The first record of a building at this lot appears in a Spanish map dated January 22, 1764. The building was most likely used as a dwelling during the First Spanish Period. During St. Augustine's British Period (1763-1783), the house belonged to a British Captain, Henry Skinner, and changed hands several times during the British occupation.[1] St. Augustine was ceded back to the Spanish with the 1783 Treaty of Paris. At this time, a Menorcan man named Bernardo Segui bought the lot from Pablo Cortina; the home had a first floor made of coquina and a wooden second floor. The lot also accommodated a small two-room building on Artillery Lane. Bernardo and his wife had six children and most likely made additions to the dwelling.[2]
In 1824, Bernardo Segui's widow rented out the house to Judge Joseph Lee Smith, a judge in the Supreme Court of Florida. Judge Smith's son Edmund Kirby Smith, who would go on to become a Confederate general, was born there. The Smith family later became full owners of the building. In 1863, the Union occupiers of St. Augustine banished Edmund's mother, Frances Kirby Smith, from the city on suspicion of spying for the Confederacy.[3] Alexander Darnes, the son of the enslaved woman Violet Pinkney, also lived in the house. In 1855, Darnes left St. Augustine to serve as valet to Edmund Kirby Smith during his military service in the Western Territories and throughout the Civil War. After the South lost the war, Darnes went on to earn a medical degree in 1880 at Howard University, moved back to Florida, and became one of the first African American doctors in the state. In 1887 the Smiths sold the house to E.P. Dismukes. Mr. and Mrs. John L. Wilson bought the home in 1894.[2] According to the will of the Wilsons, the Segui-Kirby Smith House was to be used as a library for the citizens of St. Augustine. At first it was the property of the St. Augustine Library Association. In 1894 a public library moved into the house, from the second story of what is now the Governor's House Museum and Cultural Center.[2]

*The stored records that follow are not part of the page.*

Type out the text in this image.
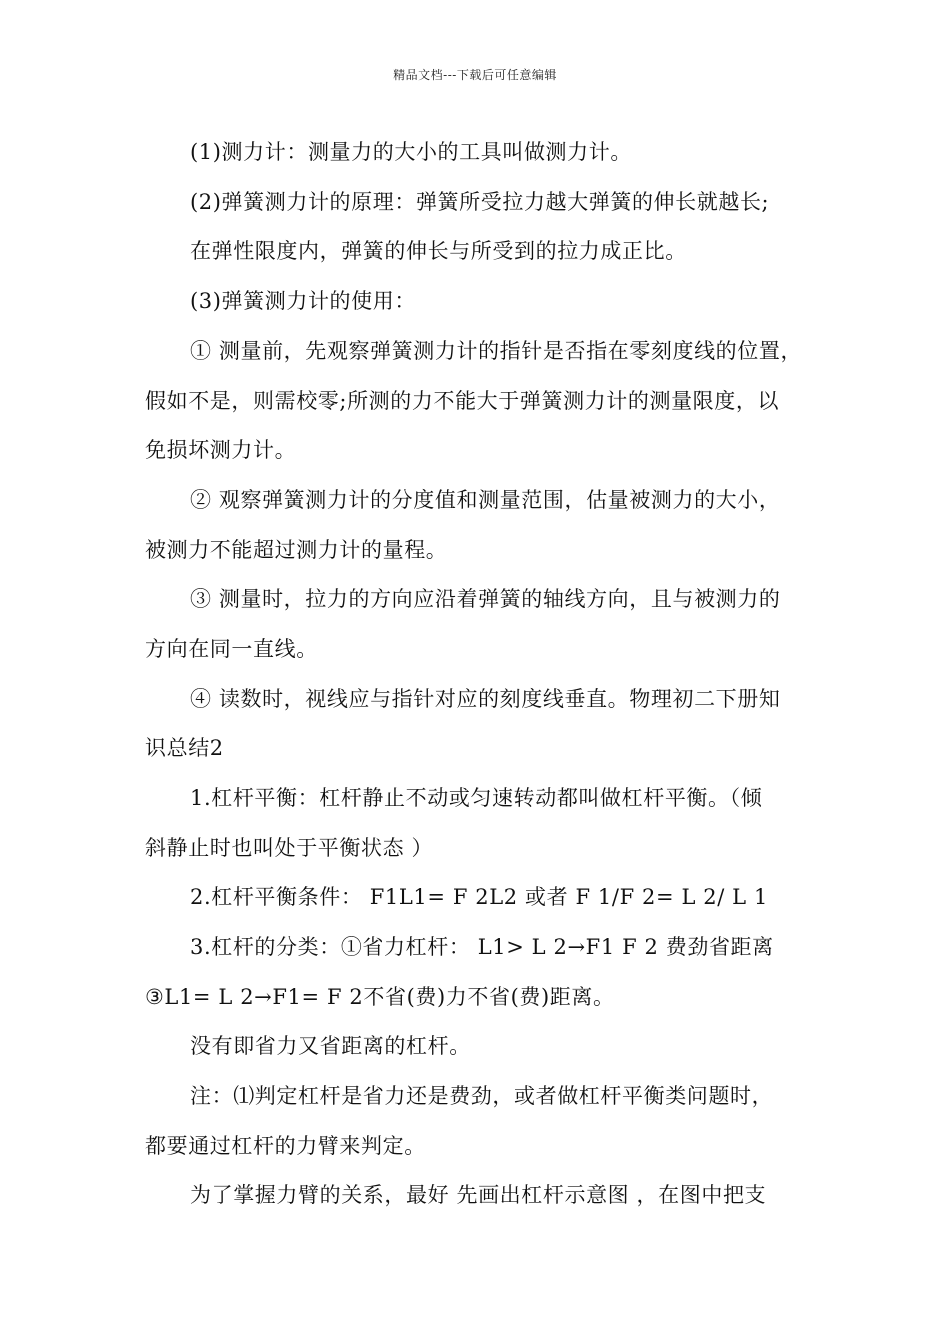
精品文档---下载后可任意编辑
(1)测力计：测量力的大小的工具叫做测力计。
(2)弹簧测力计的原理：弹簧所受拉力越大弹簧的伸长就越长;
在弹性限度内，弹簧的伸长与所受到的拉力成正比。
(3)弹簧测力计的使用：
① 测量前，先观察弹簧测力计的指针是否指在零刻度线的位置，
假如不是，则需校零;所测的力不能大于弹簧测力计的测量限度，以
免损坏测力计。
② 观察弹簧测力计的分度值和测量范围，估量被测力的大小，
被测力不能超过测力计的量程。
③ 测量时，拉力的方向应沿着弹簧的轴线方向，且与被测力的
方向在同一直线。
④ 读数时，视线应与指针对应的刻度线垂直。物理初二下册知
识总结2
1.杠杆平衡：杠杆静止不动或匀速转动都叫做杠杆平衡。（倾
斜静止时也叫处于平衡状态 ）
2.杠杆平衡条件： F1L1= F 2L2 或者 F 1/F 2= L 2/ L 1
3.杠杆的分类：①省力杠杆： L1> L 2→F1 F 2 费劲省距离
③L1= L 2→F1= F 2不省(费)力不省(费)距离。
没有即省力又省距离的杠杆。
注：⑴判定杠杆是省力还是费劲，或者做杠杆平衡类问题时，
都要通过杠杆的力臂来判定。
为了掌握力臂的关系，最好 先画出杠杆示意图 ，在图中把支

Outside the house on Aviles Street stands a historical marker designating the home as one of the thirty-six remaining Spanish Colonial homes in St. Augustine.[4] Maria Kirby-Smith, great-granddaughter of Edmund Kirby Smith, completed a bronze statue of the general and of Darnes titled "Sons of St. Augustine" in 2004. The statue stands in the courtyard of the Segui-Kirby Smith House today (2020).[5] The house and its outbuildings are used by the St. Augustine Historical Society to serve as the location for its research library, archives, and collection storage. The space includes a public reading room.[6]